Imagine you are Peter Watts.

You can just swim out there, grab them by whatever lapels you can get a hand off, and ask them Why? Why isn't this doing better? I thought I did a good job. Fuck, a great one! Is there anyone out there that handled this theme better? Look at the reviews, for Christ's sake! What could I have done differently?

And then you realize it's not that the book isn't impeccable. Most of them don't give two fucks, and have not heard of you, and it doesn't matter if you had polished and perfected the confusing sequences, because they're too busy laughing at PewDiePie's antics and making his book of silly inspirational sayings a best-seller.

You'd despair of humanity if you had the snobbishness in you.

But if you cut deeper, bringing some of that clinical detachment with you, what you actually encounter is a deep sadness at the way your own brain is wired.

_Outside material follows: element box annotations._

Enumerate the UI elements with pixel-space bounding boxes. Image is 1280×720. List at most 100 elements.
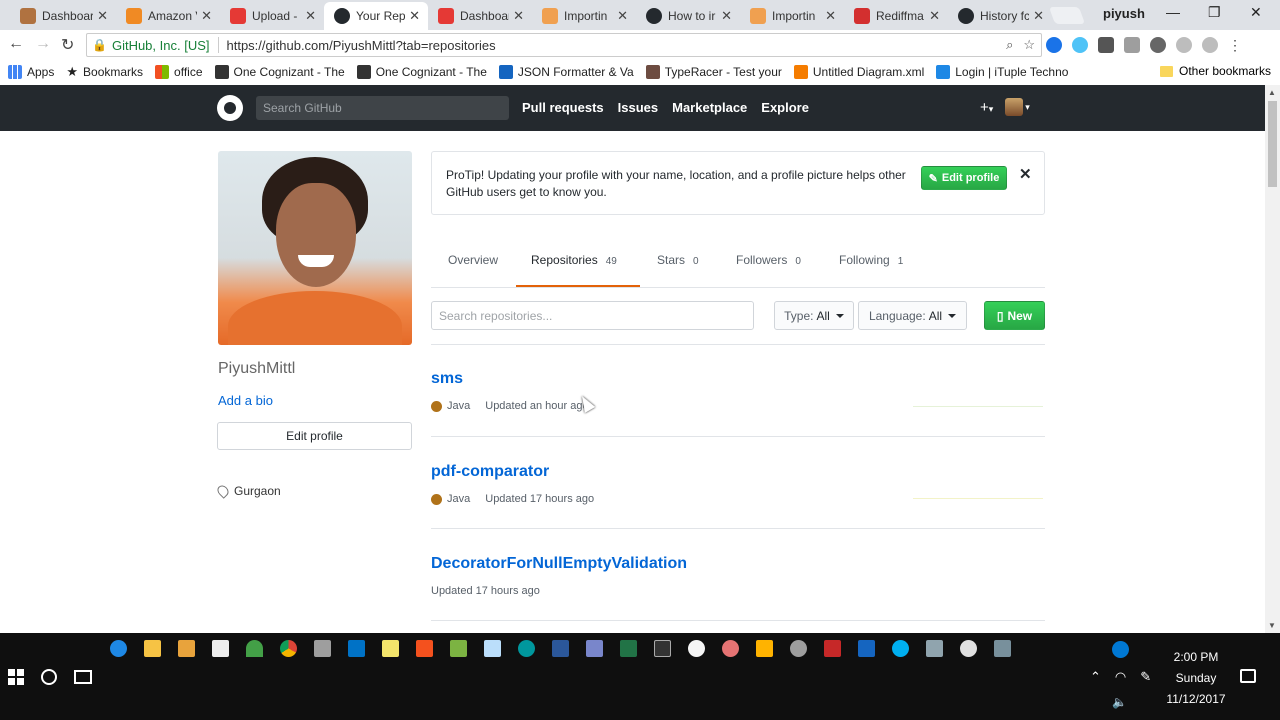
bookmark-untitled-diagram[interactable]: Untitled Diagram.xml: [793, 65, 924, 79]
drive-icon[interactable]: [246, 640, 263, 657]
browser-tab[interactable]: Amazon V ✕: [116, 2, 220, 30]
create-new-dropdown[interactable]: +▾: [980, 99, 993, 116]
forward-icon[interactable]: →: [35, 35, 51, 53]
add-bio-link[interactable]: Add a bio: [218, 393, 273, 408]
tab-close-icon[interactable]: ✕: [617, 8, 628, 24]
app-icon[interactable]: [756, 640, 773, 657]
app-icon[interactable]: [416, 640, 433, 657]
scrollbar-thumb[interactable]: [1268, 101, 1277, 187]
type-filter-dropdown[interactable]: Type: All: [774, 301, 854, 330]
extension-icon[interactable]: [1098, 37, 1114, 53]
page-scrollbar[interactable]: ▲ ▼: [1265, 85, 1280, 633]
nav-pull-requests[interactable]: Pull requests: [522, 100, 604, 115]
browser-tab[interactable]: Upload - ✕: [220, 2, 324, 30]
app-icon[interactable]: [484, 640, 501, 657]
scroll-down-icon[interactable]: ▼: [1268, 621, 1276, 630]
app-icon[interactable]: [178, 640, 195, 657]
browser-tab[interactable]: Rediffma ✕: [844, 2, 948, 30]
windows-start-button[interactable]: [8, 669, 24, 685]
cmd-icon[interactable]: [654, 640, 671, 657]
bookmark-json-formatter[interactable]: JSON Formatter & Va: [498, 65, 634, 79]
repo-name-link[interactable]: pdf-comparator: [431, 463, 1045, 481]
onedrive-icon[interactable]: [1112, 641, 1129, 658]
bookmark-ituple-login[interactable]: Login | iTuple Techno: [936, 65, 1068, 79]
back-icon[interactable]: ←: [8, 35, 24, 53]
protip-close-icon[interactable]: ✕: [1019, 165, 1032, 183]
skype-icon[interactable]: [892, 640, 909, 657]
nav-marketplace[interactable]: Marketplace: [672, 100, 747, 115]
bookmark-bookmarks[interactable]: ★ Bookmarks: [66, 64, 143, 80]
tab-followers[interactable]: Followers 0: [736, 253, 801, 267]
other-bookmarks[interactable]: Other bookmarks: [1160, 64, 1271, 78]
zoom-icon[interactable]: ⌕: [1006, 37, 1013, 53]
github-search-input[interactable]: Search GitHub: [256, 96, 509, 120]
tab-close-icon[interactable]: ✕: [721, 8, 732, 24]
restore-icon[interactable]: ❐: [1208, 4, 1221, 21]
chrome-menu-icon[interactable]: ⋮: [1228, 37, 1242, 53]
cortana-icon[interactable]: [41, 669, 57, 685]
address-bar[interactable]: 🔒 GitHub, Inc. [US] https://github.com/P…: [86, 33, 1042, 57]
chevron-up-icon[interactable]: ⌃: [1090, 669, 1101, 685]
protip-edit-profile-button[interactable]: ✎ Edit profile: [921, 166, 1007, 190]
wifi-icon[interactable]: ◠: [1115, 669, 1126, 685]
url-text[interactable]: https://github.com/PiyushMittl?tab=repos…: [227, 38, 496, 53]
tab-overview[interactable]: Overview: [448, 253, 498, 267]
tab-repositories[interactable]: Repositories 49: [531, 253, 617, 267]
new-tab-button[interactable]: [1048, 7, 1086, 24]
settings-gear-icon[interactable]: [926, 640, 943, 657]
browser-tab[interactable]: Importin ✕: [532, 2, 636, 30]
task-view-icon[interactable]: [74, 670, 92, 684]
tab-close-icon[interactable]: ✕: [305, 8, 316, 24]
edge-icon[interactable]: [110, 640, 127, 657]
app-icon[interactable]: [994, 640, 1011, 657]
extension-icon[interactable]: [1202, 37, 1218, 53]
file-explorer-icon[interactable]: [144, 640, 161, 657]
taskbar-clock[interactable]: 2:00 PM Sunday 11/12/2017: [1166, 647, 1226, 710]
word-icon[interactable]: [552, 640, 569, 657]
tab-close-icon[interactable]: ✕: [929, 8, 940, 24]
excel-icon[interactable]: [620, 640, 637, 657]
bookmark-cognizant-2[interactable]: One Cognizant - The: [356, 65, 487, 79]
extension-icon[interactable]: [1046, 37, 1062, 53]
outlook-icon[interactable]: [348, 640, 365, 657]
app-icon[interactable]: [688, 640, 705, 657]
profile-avatar[interactable]: [218, 151, 412, 345]
tab-close-icon[interactable]: ✕: [513, 8, 524, 24]
close-window-icon[interactable]: ✕: [1250, 4, 1262, 21]
bookmark-typeracer[interactable]: TypeRacer - Test your: [645, 65, 782, 79]
app-icon[interactable]: [824, 640, 841, 657]
tab-close-icon[interactable]: ✕: [97, 8, 108, 24]
browser-tab[interactable]: History fc ✕: [948, 2, 1052, 30]
store-icon[interactable]: [212, 640, 229, 657]
extension-icon[interactable]: [1072, 37, 1088, 53]
language-filter-dropdown[interactable]: Language: All: [858, 301, 967, 330]
volume-icon[interactable]: 🔈: [1112, 695, 1127, 709]
tab-close-icon[interactable]: ✕: [201, 8, 212, 24]
tab-close-icon[interactable]: ✕: [1033, 8, 1044, 24]
arduino-icon[interactable]: [518, 640, 535, 657]
repo-name-link[interactable]: DecoratorForNullEmptyValidation: [431, 555, 1045, 573]
browser-tab[interactable]: Importin ✕: [740, 2, 844, 30]
browser-tab[interactable]: How to ir ✕: [636, 2, 740, 30]
reload-icon[interactable]: ↻: [61, 35, 74, 55]
github-logo-icon[interactable]: [217, 95, 243, 121]
app-icon[interactable]: [586, 640, 603, 657]
app-icon[interactable]: [722, 640, 739, 657]
browser-tab[interactable]: Dashboar ✕: [428, 2, 532, 30]
repository-search-input[interactable]: Search repositories...: [431, 301, 754, 330]
app-icon[interactable]: [858, 640, 875, 657]
chrome-icon[interactable]: [280, 640, 297, 657]
bookmark-apps[interactable]: Apps: [8, 65, 54, 79]
scroll-up-icon[interactable]: ▲: [1268, 88, 1276, 97]
tab-following[interactable]: Following 1: [839, 253, 903, 267]
repo-name-link[interactable]: sms: [431, 370, 1045, 388]
nav-issues[interactable]: Issues: [618, 100, 658, 115]
gear-icon[interactable]: [960, 640, 977, 657]
speed-icon[interactable]: [1150, 37, 1166, 53]
notepad-icon[interactable]: [382, 640, 399, 657]
nav-explore[interactable]: Explore: [761, 100, 809, 115]
browser-tab-active[interactable]: Your Rep ✕: [324, 2, 428, 30]
action-center-icon[interactable]: [1240, 669, 1256, 683]
bookmark-star-icon[interactable]: ☆: [1023, 37, 1035, 53]
pen-icon[interactable]: ✎: [1140, 669, 1151, 685]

You find easy to do things others find hard or impossible – just not massively profitable things. There are many out there who you know for a fact don't even care about their craft, merely bang out dreck or hang around a desk job, and they do better than you, because they can spot what people are willing to pay for. You rage at the mental proclivities that pushed you towards hard science fiction, when they could instead have made you want to spend the time jockeying for a chance to write the script for the next space-magic lightsaber movie.

What do you do?

Do you just stand there, all clenching fists and grinding teeth?

Or do you just collapse on the chair, shake your head, and hunker down for the next one?